The Anchorage Assembly is preparing for public testimony on two controversial measures at its Tuesday meeting.
Up for discussion is a proposal that tinkers with pieces of Title 21, the city building code; specifically residential design standards like building heights, daylight requirements, set-backs from the street–generally the ingredients that give houses and neighborhoods their flavor. The measure, AO-100, came from the Community and Economic Development Department, and is a blend of the two earlier proposals. All summer long, a cluster of measures connected to residential construction–AO-59 and AO-76– have been advancing with starts and stops through government offices. Essentially, there were two competing measures with a lot of overlap, but representing different perspectives and interest groups.
AO-100, according to CED Director Chris Schutte, attempts to merge areas of overlap in the two prior measures, while replacing highly specific, technical architectural requirements with intent language drawn from urban design policy. The proposal also gives Planning and Zoning Department staff more discretion on determining when a standard is being met by developers.

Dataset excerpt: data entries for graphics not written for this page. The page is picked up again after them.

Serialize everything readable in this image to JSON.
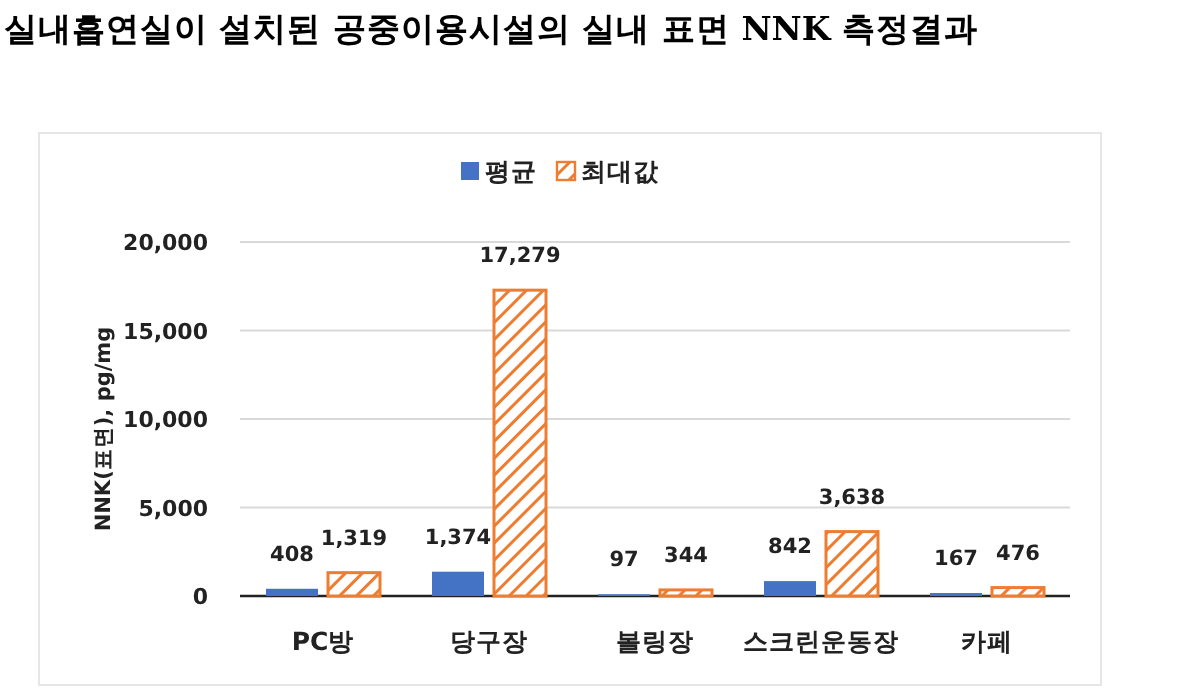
{
  "chart_data": {
    "type": "bar",
    "title": "실내흡연실이 설치된 공중이용시설의 실내 표면 NNK 측정결과",
    "ylabel": "NNK(표면), pg/mg",
    "categories": [
      "PC방",
      "당구장",
      "볼링장",
      "스크린운동장",
      "카페"
    ],
    "series": [
      {
        "name": "평균",
        "color": "#4472c4",
        "values": [
          408,
          1374,
          97,
          842,
          167
        ],
        "value_labels": [
          "408",
          "1,374",
          "97",
          "842",
          "167"
        ]
      },
      {
        "name": "최대값",
        "color": "#ed7d31",
        "values": [
          1319,
          17279,
          344,
          3638,
          476
        ],
        "value_labels": [
          "1,319",
          "17,279",
          "344",
          "3,638",
          "476"
        ]
      }
    ],
    "ylim": [
      0,
      20000
    ],
    "yticks": [
      0,
      {
        "value": 5000,
        "label": "5,000"
      },
      {
        "value": 10000,
        "label": "10,000"
      },
      {
        "value": 15000,
        "label": "15,000"
      },
      {
        "value": 20000,
        "label": "20,000"
      }
    ],
    "grid": "y",
    "legend": "top"
  }
}
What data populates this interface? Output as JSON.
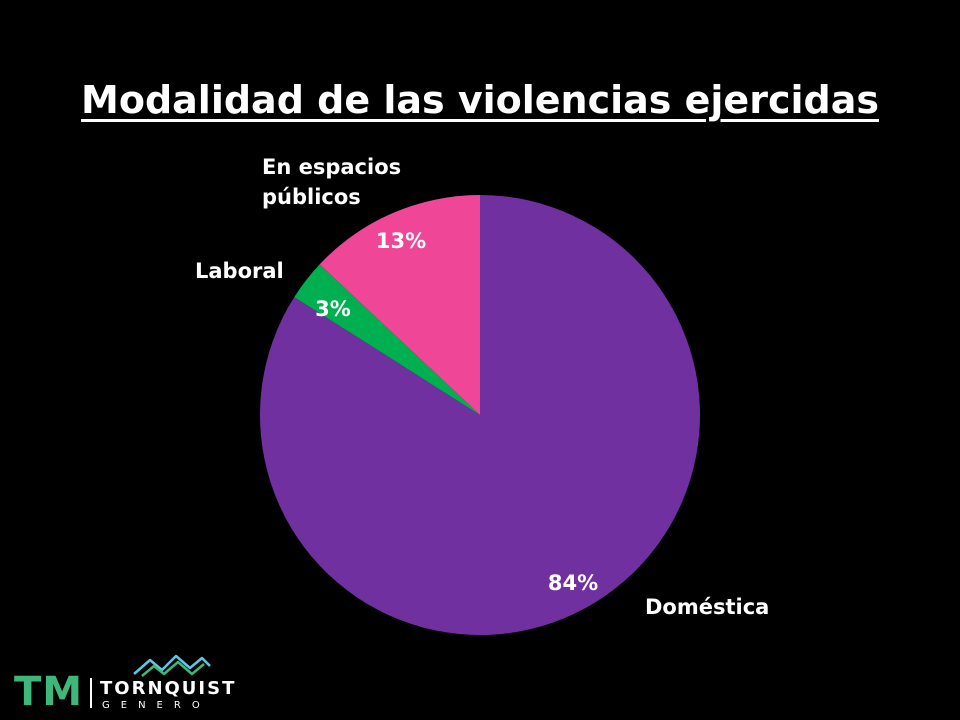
{
  "chart_data": {
    "type": "pie",
    "title": "Modalidad de las violencias ejercidas",
    "slices": [
      {
        "label": "Doméstica",
        "value": 84,
        "value_label": "84%",
        "color": "#7030a0"
      },
      {
        "label": "Laboral",
        "value": 3,
        "value_label": "3%",
        "color": "#00b050"
      },
      {
        "label": "En espacios públicos",
        "value": 13,
        "value_label": "13%",
        "color": "#ef4698"
      }
    ],
    "legend": "none",
    "background": "#000000"
  },
  "logo": {
    "mark": "TM",
    "name": "TORNQUIST",
    "sub": "GENERO",
    "mark_color": "#3fb67a",
    "icon": "mountains-icon"
  }
}
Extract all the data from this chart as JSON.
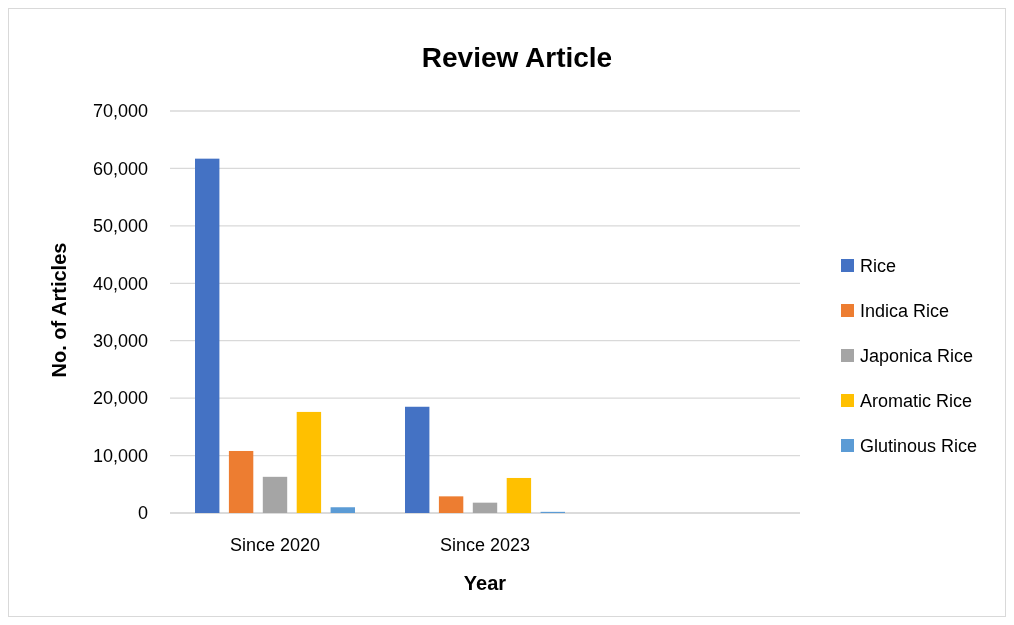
{
  "chart_data": {
    "type": "bar",
    "title": "Review Article",
    "xlabel": "Year",
    "ylabel": "No. of Articles",
    "categories": [
      "Since 2020",
      "Since 2023",
      null
    ],
    "series": [
      {
        "name": "Rice",
        "color": "#4472c4",
        "values": [
          61700,
          18500,
          null
        ]
      },
      {
        "name": "Indica Rice",
        "color": "#ed7d31",
        "values": [
          10800,
          2900,
          null
        ]
      },
      {
        "name": "Japonica Rice",
        "color": "#a5a5a5",
        "values": [
          6300,
          1800,
          null
        ]
      },
      {
        "name": "Aromatic Rice",
        "color": "#ffc000",
        "values": [
          17600,
          6100,
          null
        ]
      },
      {
        "name": "Glutinous Rice",
        "color": "#5b9bd5",
        "values": [
          1000,
          200,
          null
        ]
      }
    ],
    "ylim": [
      0,
      70000
    ],
    "yticks": [
      {
        "value": 0,
        "label": "0"
      },
      {
        "value": 10000,
        "label": "10,000"
      },
      {
        "value": 20000,
        "label": "20,000"
      },
      {
        "value": 30000,
        "label": "30,000"
      },
      {
        "value": 40000,
        "label": "40,000"
      },
      {
        "value": 50000,
        "label": "50,000"
      },
      {
        "value": 60000,
        "label": "60,000"
      },
      {
        "value": 70000,
        "label": "70,000"
      }
    ],
    "grid": "y",
    "legend": "right"
  }
}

Another item up for public testimony is a highly technical tweak to the tax cap. Specifically, modifying language in the municipal code to give the Assembly more flexibility adjusting the tax rates. The measure’s sponsor, Elvi Gray-Jackson, says it’ll help budgeting local services when state assistance fluctuates. The proposal reverses a 2011 measure put into affect by Mayor Dan Sullivan.
Public testimony starts after 6pm in Assembly Chambers at the Loussac Library.